In the case of airlines, an unusually large number of government-imposed rules artificially restrict the range of entrepreneurial experimentation open to airlines. Nevertheless, airlines are far from homogeneous, cookie-cutter-produced companies – and there are surely several legally permitted innovations that existing airlines will never think of and which, if we are to have any hope of trying out and testing in the market, require the ability of the 59th or 159th airline to enter in competition for consumers’ dollars.

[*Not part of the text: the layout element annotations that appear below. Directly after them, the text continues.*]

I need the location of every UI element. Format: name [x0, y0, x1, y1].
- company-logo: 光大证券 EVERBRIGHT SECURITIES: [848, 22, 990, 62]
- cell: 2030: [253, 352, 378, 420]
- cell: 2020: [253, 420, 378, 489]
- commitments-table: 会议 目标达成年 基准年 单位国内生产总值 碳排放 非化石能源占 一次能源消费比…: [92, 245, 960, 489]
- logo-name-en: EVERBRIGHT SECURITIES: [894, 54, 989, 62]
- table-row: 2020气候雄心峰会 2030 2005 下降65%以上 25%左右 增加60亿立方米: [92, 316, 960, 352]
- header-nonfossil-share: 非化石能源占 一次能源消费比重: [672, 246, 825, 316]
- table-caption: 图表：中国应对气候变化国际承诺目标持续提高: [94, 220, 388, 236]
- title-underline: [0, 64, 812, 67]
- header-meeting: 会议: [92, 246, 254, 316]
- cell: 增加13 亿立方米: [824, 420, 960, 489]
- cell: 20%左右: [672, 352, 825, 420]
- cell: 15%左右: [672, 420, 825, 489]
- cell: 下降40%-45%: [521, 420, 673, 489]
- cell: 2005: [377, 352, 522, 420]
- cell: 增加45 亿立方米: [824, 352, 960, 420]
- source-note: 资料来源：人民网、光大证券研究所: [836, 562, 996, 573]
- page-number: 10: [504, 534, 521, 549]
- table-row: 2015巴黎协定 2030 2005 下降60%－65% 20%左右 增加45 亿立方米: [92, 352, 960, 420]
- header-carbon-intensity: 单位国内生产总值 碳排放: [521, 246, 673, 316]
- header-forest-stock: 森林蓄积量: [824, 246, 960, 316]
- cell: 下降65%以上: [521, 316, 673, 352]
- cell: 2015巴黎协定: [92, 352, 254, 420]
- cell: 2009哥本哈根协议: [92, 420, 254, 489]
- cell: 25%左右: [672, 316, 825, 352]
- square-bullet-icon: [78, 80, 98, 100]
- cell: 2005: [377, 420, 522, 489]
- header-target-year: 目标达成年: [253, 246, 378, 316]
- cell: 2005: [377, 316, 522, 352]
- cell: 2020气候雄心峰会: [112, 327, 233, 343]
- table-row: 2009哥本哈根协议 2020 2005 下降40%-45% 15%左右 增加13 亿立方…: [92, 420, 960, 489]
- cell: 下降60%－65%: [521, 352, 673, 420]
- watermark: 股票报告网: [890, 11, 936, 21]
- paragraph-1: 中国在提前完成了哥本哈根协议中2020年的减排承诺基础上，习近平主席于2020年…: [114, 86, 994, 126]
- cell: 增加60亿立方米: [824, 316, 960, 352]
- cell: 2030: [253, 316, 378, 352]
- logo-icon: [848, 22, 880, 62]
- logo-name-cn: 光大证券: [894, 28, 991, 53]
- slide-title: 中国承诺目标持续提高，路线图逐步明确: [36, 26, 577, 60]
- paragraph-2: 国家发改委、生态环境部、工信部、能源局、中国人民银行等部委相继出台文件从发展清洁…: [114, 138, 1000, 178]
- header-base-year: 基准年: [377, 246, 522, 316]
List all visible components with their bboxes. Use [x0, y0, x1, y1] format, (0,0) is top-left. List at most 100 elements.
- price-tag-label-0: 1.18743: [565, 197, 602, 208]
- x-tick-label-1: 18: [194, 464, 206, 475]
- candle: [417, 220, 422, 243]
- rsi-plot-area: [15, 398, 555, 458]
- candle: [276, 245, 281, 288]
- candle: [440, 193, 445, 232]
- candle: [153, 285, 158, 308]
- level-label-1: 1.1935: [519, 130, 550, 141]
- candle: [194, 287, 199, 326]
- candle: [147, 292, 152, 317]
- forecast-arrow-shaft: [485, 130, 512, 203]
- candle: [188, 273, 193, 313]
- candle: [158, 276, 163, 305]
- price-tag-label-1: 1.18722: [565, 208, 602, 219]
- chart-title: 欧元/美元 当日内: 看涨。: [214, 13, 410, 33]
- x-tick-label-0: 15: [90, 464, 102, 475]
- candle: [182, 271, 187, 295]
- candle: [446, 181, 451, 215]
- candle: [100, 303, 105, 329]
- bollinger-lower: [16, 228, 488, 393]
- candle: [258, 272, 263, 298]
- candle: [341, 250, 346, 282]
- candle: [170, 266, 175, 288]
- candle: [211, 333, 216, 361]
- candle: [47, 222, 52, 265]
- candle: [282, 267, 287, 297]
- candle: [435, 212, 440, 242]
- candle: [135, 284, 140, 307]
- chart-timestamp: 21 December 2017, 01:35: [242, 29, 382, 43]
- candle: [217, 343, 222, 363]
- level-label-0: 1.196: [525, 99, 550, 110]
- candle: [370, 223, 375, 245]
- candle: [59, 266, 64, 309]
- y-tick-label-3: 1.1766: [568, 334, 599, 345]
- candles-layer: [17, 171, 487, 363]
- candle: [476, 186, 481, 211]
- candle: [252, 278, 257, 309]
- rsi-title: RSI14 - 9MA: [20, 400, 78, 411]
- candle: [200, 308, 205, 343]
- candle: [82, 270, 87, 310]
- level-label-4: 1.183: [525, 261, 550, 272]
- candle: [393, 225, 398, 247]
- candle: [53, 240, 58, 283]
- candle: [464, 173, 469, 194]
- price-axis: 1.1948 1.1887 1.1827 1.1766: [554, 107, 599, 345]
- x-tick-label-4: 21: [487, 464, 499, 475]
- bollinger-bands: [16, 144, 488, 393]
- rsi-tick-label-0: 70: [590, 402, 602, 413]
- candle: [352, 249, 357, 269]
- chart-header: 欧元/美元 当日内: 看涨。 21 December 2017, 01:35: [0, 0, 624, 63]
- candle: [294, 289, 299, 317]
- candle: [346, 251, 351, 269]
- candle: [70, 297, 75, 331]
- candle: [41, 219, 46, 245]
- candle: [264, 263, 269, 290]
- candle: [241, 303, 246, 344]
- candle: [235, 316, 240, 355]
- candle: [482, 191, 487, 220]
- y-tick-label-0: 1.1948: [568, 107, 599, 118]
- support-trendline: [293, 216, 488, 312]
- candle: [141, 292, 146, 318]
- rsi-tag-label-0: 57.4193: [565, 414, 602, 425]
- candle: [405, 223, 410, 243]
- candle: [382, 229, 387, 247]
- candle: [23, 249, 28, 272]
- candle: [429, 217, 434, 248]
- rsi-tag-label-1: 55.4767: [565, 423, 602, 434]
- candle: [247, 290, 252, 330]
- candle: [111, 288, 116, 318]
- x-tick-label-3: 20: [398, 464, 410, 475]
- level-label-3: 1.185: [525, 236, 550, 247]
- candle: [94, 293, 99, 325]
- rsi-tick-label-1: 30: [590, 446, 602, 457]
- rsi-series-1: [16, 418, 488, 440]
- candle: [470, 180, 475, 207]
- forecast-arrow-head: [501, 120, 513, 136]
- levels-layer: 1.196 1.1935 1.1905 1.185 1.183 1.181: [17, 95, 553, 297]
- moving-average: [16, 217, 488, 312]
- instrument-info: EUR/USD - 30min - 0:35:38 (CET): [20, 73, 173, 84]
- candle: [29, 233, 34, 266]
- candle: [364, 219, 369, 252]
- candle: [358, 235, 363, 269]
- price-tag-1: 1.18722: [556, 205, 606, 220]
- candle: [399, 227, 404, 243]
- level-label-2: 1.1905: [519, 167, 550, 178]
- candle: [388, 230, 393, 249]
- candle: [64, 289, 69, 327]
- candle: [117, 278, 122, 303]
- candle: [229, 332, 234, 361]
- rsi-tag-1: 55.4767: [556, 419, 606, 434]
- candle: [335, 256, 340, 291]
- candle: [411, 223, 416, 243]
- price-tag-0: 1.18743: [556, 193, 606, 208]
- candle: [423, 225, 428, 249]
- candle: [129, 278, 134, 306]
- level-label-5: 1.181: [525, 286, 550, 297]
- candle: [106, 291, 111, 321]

Another point is worth making: If (contrary to fact) all airlines are homogeneous to each other, if private investors are willing to back the entry of a new airline, then they obviously believe that at least one more airline, doing what existing airlines are doing, is justified. Perhaps these investors will be proven wrong and steve proven right. But notice that steve is merely talking idly, without skin in the game (as is done by politicians, bureaucrats, and pundits), while the investors are putting their money where their mouths are.  Alternatively, If (as is true) airlines are not homogenous to each other, if private investors are willing to back the entry of a new airline, then they obviously believe either that at least one new airline doing pretty much what other airlines are doing is justified or that a new airline doing something different from what other airlines is doing is justified. Either way, existing airlines won’t welcome the new entrant and – count on it – will pressure regulators to block it.